In questo stadio di preparazione il terreno non fa che prendere per sè e saturarsi d’alcune sostanze che lo predispongono a combinazioni più utili ed intaccabili dalle piante. — Perciò nei terreni dissodati di recente, e nello strato sottoposto al coltivabile, il lavoro, e più ancora la concimazione, riescono maggiormente a profitto del terreno che della vegetazione. (Vedi § 20). Chi credesse di poter superare d’un salto questo stadio di preparazione d’un terreno, s’ingannerebbe di molto: noi possiamo abbreviarlo coi ripetuti lavori e colle abbondanti concimazioni organiche, specialmente animali, ma non possiamo evitarlo. — Così pure grandemente s’ingannerebbe chi perdesse la speranza di superarlo, come avviene a molti i quali non conoscendo che vi deve essere, e trovando ben poco beneficio, od anche una perdita nel bilancio delle prime coltivazioni, smettesse ogni cura ulteriore, ed abbandonasse l’impresa.
Persuasi inoltre che questo terreno inerte, prima di cedere qualche cosa alla vegetazione, non fa che assorbire, trattenere e prepararsi esso medesimo, avremo cura, nei lavori alquanto profondi, di non mescolare i due strati, cioè il coltivabile e l’inerte, poiché quest’ultimo si preparerebbe a spese del primo, e da ambedue risulterebbe una mescolanza meno utile alle piante, che non fosse il solo strato coltivabile.
Dunque l’aereazione, portata dai diversi lavori nel terreno inerte, serve soltanto alla preparazione.
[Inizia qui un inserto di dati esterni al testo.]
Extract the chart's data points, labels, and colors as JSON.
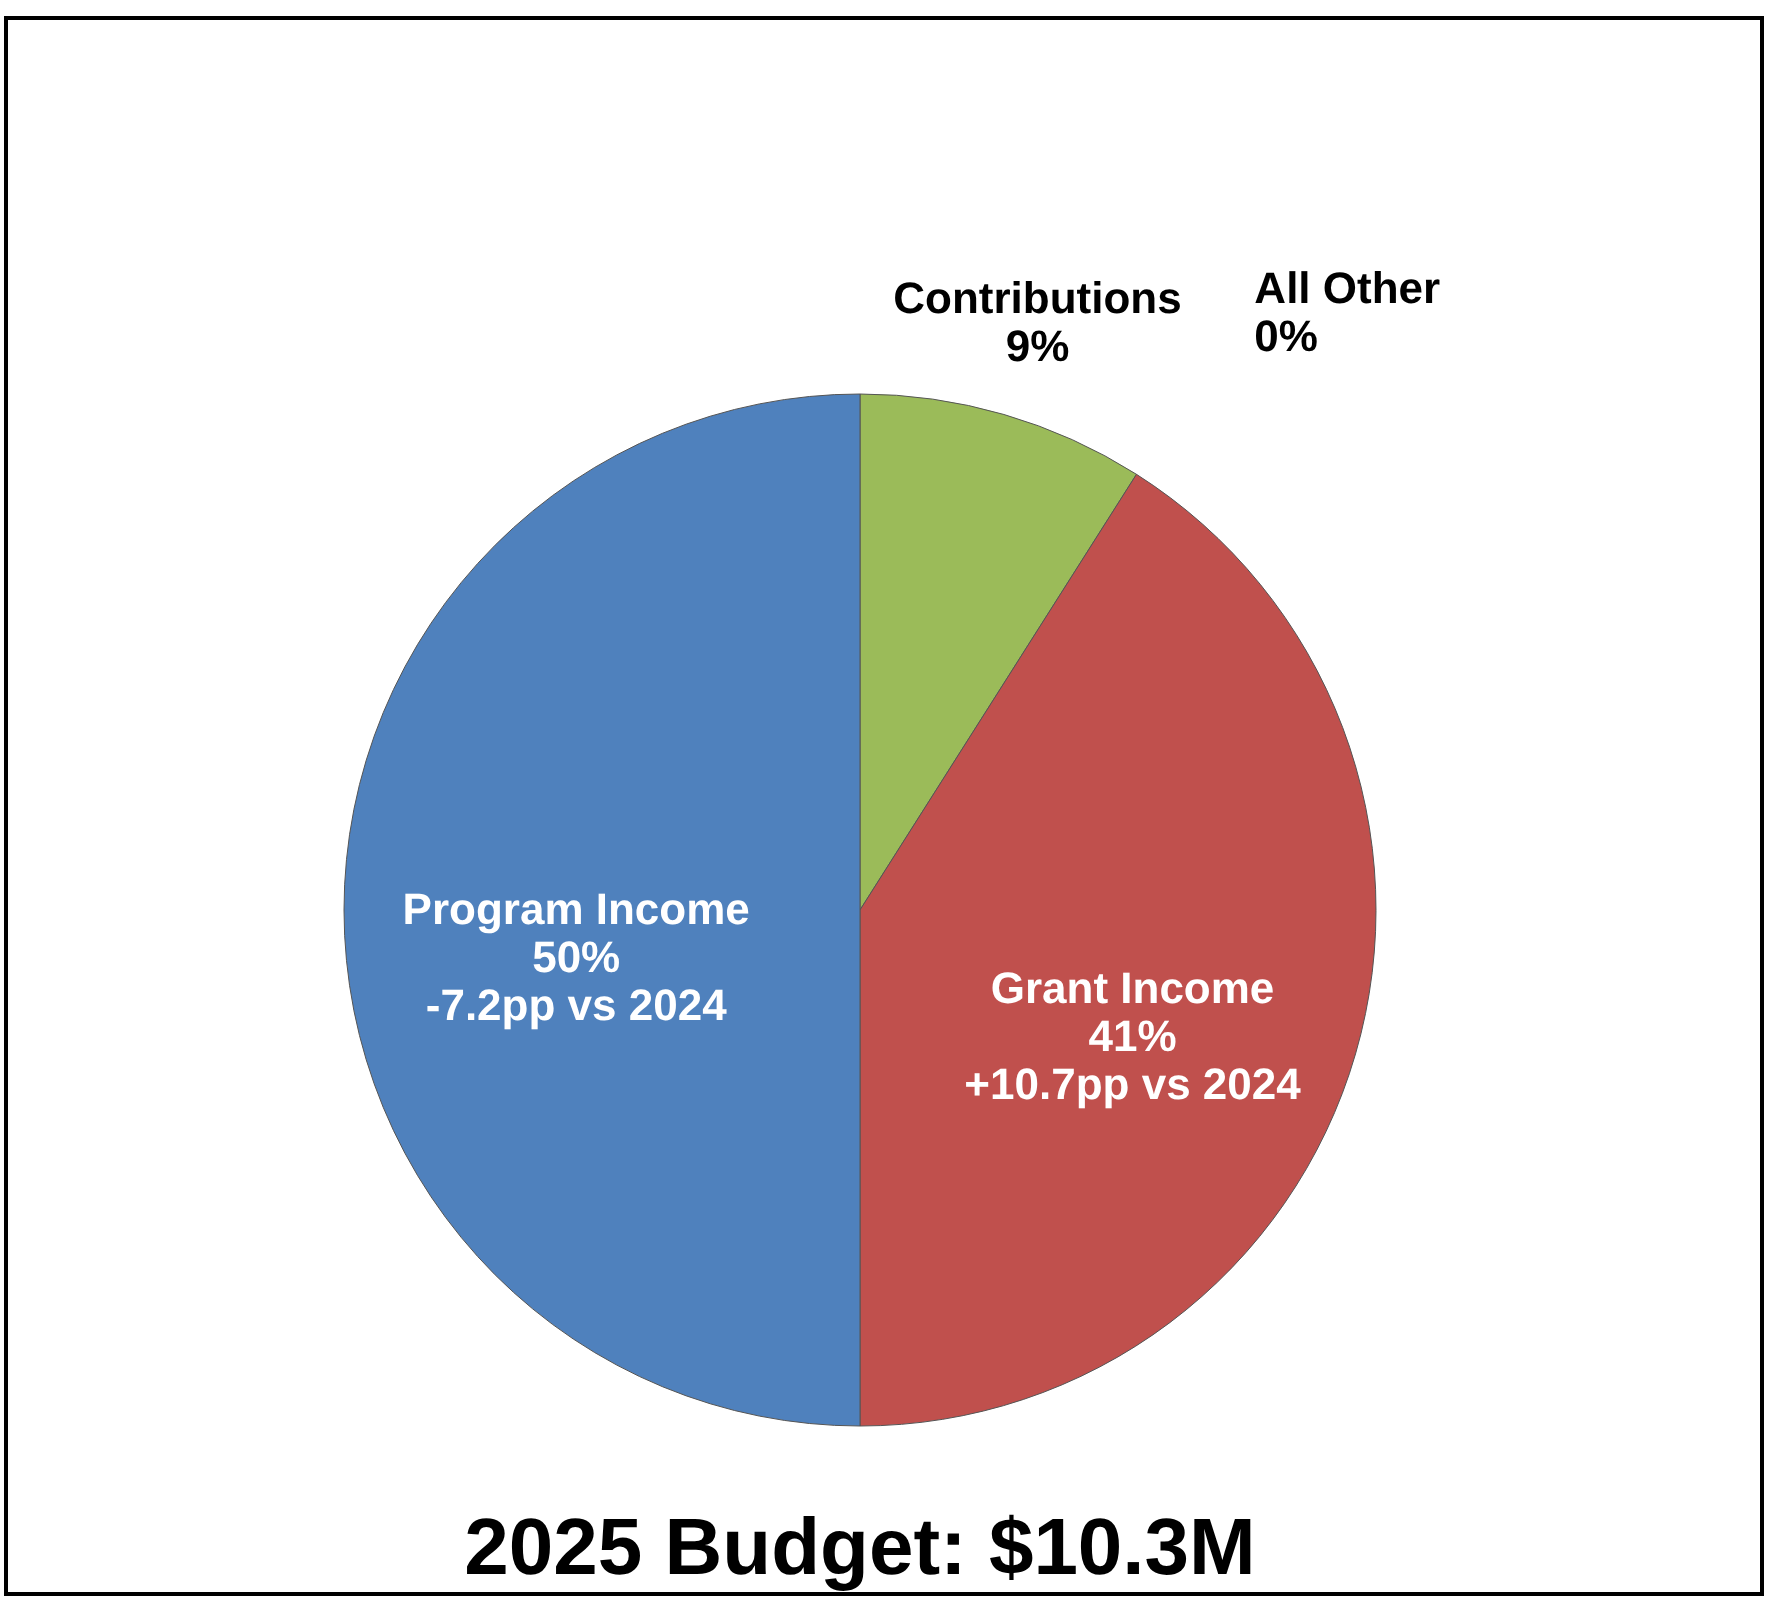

Nello strato coltivabile all’incontro serve a qualche cosa di più; serve cioè alla formazione dei materiali direttamente utili alle piante per mezzo delle sostanze artificialmente aggiunte, ed a far subire al terreno una vera nitrificazione pel concorso dell’aria e delle sostanze organiche. — Il colore diverso, che già accennai siccome prova d’una diversa combinazione chimica dei materiali costituenti il terreno, non solo serve a distinguere lo strato coltivabile dallo strato inerte, ma eziandio a distinguere l’antichità e le cure di coltivazione d’uno strato coltivabile, confrontato con altro di egual composizione chimica. Lo strato coltivato da più lungo tempo, o che a parità di tempo abbia ricevuto maggiori lavori e maggior quantità di concimi, si presenterà di colore più oscuro di quello coltivato da minor tempo, o più trascurato nella coltura. I terreni avvicinanti le città, i villaggi ed i luoghi tutti abitati, sono di color quasi sempre nerastro, e ricevettero persino il nome speciale di terre da orto.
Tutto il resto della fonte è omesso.